Andrew Smith KPMG Economist The global credit crisis, a slowing domestic economy and tight public finances made the backdrop to Mr Darling’s first Budget the most difficult since Labour came to power. Faced with the dilemma that tax cuts might be desirable to support growth but would be dangerous on financial grounds, while tax increases might improve the public finances but could de-rail the economy in the process, the Chancellor opted for a broadly neutral Budget this year.

The increased spending which was announced over the next few years, mainly on child poverty relief, will be more than offset by higher alcohol and fuel duties, VED and anti-avoidance measures but the net increase in revenues is relatively small.

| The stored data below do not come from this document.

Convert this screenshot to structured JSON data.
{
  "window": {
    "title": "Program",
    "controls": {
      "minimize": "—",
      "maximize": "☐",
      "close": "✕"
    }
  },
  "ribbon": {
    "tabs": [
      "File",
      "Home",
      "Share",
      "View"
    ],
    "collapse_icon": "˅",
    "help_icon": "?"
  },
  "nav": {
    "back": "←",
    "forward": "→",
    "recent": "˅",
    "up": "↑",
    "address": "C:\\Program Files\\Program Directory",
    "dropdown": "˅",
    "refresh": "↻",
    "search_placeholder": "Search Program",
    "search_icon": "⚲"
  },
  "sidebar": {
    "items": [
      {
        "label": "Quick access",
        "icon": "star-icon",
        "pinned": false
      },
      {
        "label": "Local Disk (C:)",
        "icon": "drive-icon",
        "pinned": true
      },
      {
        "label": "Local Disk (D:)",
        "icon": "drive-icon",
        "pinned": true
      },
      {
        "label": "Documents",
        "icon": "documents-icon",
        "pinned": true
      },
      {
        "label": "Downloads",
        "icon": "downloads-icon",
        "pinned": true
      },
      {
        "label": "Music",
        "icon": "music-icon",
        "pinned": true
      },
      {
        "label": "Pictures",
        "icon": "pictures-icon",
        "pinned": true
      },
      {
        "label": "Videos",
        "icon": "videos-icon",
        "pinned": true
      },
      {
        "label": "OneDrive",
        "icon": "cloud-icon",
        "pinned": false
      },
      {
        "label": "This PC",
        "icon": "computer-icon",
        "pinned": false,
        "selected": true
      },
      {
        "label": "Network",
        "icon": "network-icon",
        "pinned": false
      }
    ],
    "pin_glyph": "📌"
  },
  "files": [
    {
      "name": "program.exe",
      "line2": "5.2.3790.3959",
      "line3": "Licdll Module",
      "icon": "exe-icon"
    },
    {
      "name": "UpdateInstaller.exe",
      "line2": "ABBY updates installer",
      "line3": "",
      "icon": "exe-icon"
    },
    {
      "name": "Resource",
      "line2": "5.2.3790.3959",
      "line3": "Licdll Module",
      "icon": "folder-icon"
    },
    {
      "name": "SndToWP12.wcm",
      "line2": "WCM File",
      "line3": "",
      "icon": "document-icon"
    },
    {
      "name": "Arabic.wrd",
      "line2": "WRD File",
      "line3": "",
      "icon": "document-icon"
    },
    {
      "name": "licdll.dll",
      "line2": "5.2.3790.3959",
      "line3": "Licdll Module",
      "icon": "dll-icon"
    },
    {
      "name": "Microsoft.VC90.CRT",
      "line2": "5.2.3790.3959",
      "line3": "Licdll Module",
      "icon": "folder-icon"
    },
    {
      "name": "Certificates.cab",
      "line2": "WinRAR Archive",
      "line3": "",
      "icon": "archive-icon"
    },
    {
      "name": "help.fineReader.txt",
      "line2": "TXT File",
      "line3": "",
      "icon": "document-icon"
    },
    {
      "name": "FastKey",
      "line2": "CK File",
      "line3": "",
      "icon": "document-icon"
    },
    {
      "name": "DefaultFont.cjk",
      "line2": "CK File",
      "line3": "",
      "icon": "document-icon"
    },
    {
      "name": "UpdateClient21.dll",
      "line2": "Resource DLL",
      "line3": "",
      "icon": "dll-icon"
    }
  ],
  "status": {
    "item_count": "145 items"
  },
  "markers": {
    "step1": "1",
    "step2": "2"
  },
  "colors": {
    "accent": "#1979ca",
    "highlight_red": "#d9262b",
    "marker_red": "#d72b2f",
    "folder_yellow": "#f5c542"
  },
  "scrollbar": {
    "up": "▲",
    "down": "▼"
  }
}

This, of course, comes on top of the reforms to personal and corporate taxation pre-announced in last year’s Budget, while the Chancellor also confirmed modifications to the changes in the capital gains tax and non-domicile regimes foreshadowed in October’s Pre-Budget Report.

The economy

The economic outlook is extraordinarily uncertain as no-one knows how long the credit crisis will last or how much damage it will do. Blaming it, the Chancellor downgraded this year’s growth forecast, but only to 2% and stuck to the view that 2008 will be the bottom, with growth picking up from 2009.

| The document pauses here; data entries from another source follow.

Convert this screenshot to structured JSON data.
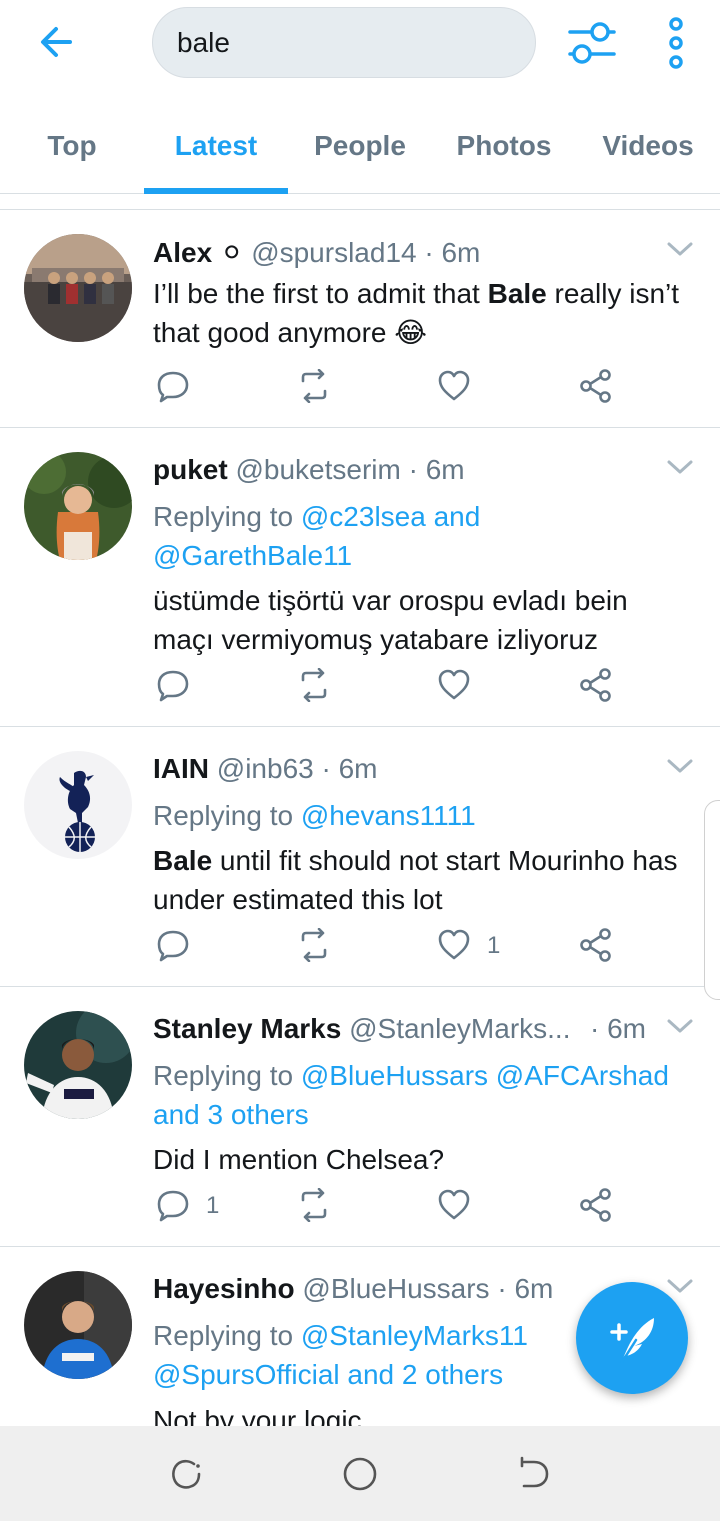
{
  "search": {
    "query": "bale"
  },
  "tabs": [
    {
      "label": "Top",
      "active": false
    },
    {
      "label": "Latest",
      "active": true
    },
    {
      "label": "People",
      "active": false
    },
    {
      "label": "Photos",
      "active": false
    },
    {
      "label": "Videos",
      "active": false
    }
  ],
  "colors": {
    "accent": "#1da1f2",
    "muted": "#657786",
    "text": "#14171a"
  },
  "tweets": [
    {
      "name": "Alex",
      "badge": "⚪",
      "handle": "@spurslad14",
      "time": "6m",
      "text_pre": "I’ll be the first to admit that ",
      "text_bold": "Bale",
      "text_post": " really isn’t that good anymore 😂",
      "reply_count": "",
      "like_count": ""
    },
    {
      "name": "puket",
      "handle": "@buketserim",
      "time": "6m",
      "reply_label": "Replying to ",
      "reply_targets": "@c23lsea and",
      "reply_targets_2": "@GarethBale11",
      "text": "üstümde tişörtü var orospu evladı bein maçı vermiyomuş yatabare izliyoruz"
    },
    {
      "name": "IAIN",
      "handle": "@inb63",
      "time": "6m",
      "reply_label": "Replying to ",
      "reply_targets": "@hevans1111",
      "text_bold": "Bale",
      "text_post": " until fit should not start Mourinho has under estimated this lot",
      "like_count": "1"
    },
    {
      "name": "Stanley Marks",
      "handle": "@StanleyMarks...",
      "time": "6m",
      "reply_label": "Replying to ",
      "reply_targets": "@BlueHussars @AFCArshad",
      "reply_targets_2": "and 3 others",
      "text": "Did I mention Chelsea?",
      "reply_count": "1"
    },
    {
      "name": "Hayesinho",
      "handle": "@BlueHussars",
      "time": "6m",
      "reply_label": "Replying to ",
      "reply_targets": "@StanleyMarks11",
      "reply_targets_2": "@SpursOfficial and 2 others",
      "text": "Not by your logic"
    }
  ]
}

If the Chancellor is right, this will amount to no more than a mild slowdown. However, the risk is that high inflation, weak income growth and a correcting housing market depress consumer spending for an extended period, even if the credit crisis somehow evaporates magically overnight.

Public finances

Mr Darling acknowledged that slower growth means a lower tax take and higher borrowing in the short term, but maintained that the golden rule, that current spending must be covered by current revenue, would still be met over the cycle as a whole.

However, the fact that net government borrowing is approaching 3% of GDP this year after the past five years of buoyant growth – surely as good as it gets – suggests that the shortfall is not entirely cyclical. To the extent that there is a structural element, further tax rises or spending cuts will be necessary.